A New Black International? Contemporary Black Radicalism across the Americas
The current global crisis that includes not only economic malaise but also a rise in political authoritarianism and increased policing by states had widened social and racial inequalities and hence racial and sexual violence. A deepening world crisis of neoliberal capitalism and the rise of a new right in national, regional and global contexts, imply reconfigurations of racial projects that involved the emergence of overtly violent racist ideologies and practices as dramatically exemplified by ultra-conservative, racist regimes such as Trump in the U.S. and Temer in Brazil wherein it is clear that Black Lives are devalued and disposable.
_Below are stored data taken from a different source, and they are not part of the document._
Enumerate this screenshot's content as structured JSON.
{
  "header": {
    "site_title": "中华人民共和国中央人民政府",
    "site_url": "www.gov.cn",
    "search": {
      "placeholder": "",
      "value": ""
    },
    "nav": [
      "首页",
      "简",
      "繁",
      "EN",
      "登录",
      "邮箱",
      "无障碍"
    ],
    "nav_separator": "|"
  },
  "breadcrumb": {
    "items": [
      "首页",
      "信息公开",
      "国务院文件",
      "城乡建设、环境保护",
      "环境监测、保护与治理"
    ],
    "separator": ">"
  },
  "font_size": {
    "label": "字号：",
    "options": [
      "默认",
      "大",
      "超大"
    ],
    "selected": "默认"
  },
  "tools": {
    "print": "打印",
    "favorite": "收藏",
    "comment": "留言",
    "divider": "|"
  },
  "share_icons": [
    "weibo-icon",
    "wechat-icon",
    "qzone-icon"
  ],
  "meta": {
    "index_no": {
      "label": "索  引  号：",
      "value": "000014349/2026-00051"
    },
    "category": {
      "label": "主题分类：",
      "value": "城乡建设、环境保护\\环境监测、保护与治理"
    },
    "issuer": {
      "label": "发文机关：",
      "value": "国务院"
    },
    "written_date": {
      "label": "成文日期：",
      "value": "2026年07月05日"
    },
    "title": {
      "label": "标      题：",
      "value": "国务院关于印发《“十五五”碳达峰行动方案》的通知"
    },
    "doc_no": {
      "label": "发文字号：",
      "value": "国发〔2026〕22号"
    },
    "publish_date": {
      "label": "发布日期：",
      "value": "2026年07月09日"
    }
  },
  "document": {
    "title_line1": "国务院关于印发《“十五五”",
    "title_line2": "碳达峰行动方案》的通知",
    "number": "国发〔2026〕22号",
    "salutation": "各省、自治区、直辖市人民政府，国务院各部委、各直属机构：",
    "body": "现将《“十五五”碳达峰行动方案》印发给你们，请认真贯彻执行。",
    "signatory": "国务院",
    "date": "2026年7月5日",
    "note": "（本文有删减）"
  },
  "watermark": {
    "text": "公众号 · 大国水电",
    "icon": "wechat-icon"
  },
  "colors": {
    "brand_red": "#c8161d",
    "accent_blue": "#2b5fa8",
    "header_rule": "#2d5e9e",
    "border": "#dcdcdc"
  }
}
In Colombia, at the same time that the national government declared itself a champion of anti-racist policies, paramilitaries constantly murder Black activists, thus further jeopardizing an already failing peace process. In this world-historical context there has been an emergence of Black movements across the Americas that are convened with the slogan that Black Lives Matter. These movements tend to articulate an intersectional critique of racial capitalism in terms of the entanglements of class, gender, sexual, and racial oppressions that corresponds to anti-racist politics aiming for systemic change and liberation. This panel will present and analyze this new wave and webs of Black radicalism in the Americas, situating it in larger historical landscapes of radical Pan-Africanism, Black Marxism, and Afro-feminism. The presentations will address this problematic from particular movements and locations, analyzing the patterning of transnational/translocal networks of Black radical activism in order to map their practices, projects and perspectives.
Chair:
Amilcar Shabazz, University of Massachusetts at Amherst, Afro-American Studies.
Presenters:
- Jesus Chucho Garcia. Venezuelan Consul to New Orleans (Afro-Venezuelan)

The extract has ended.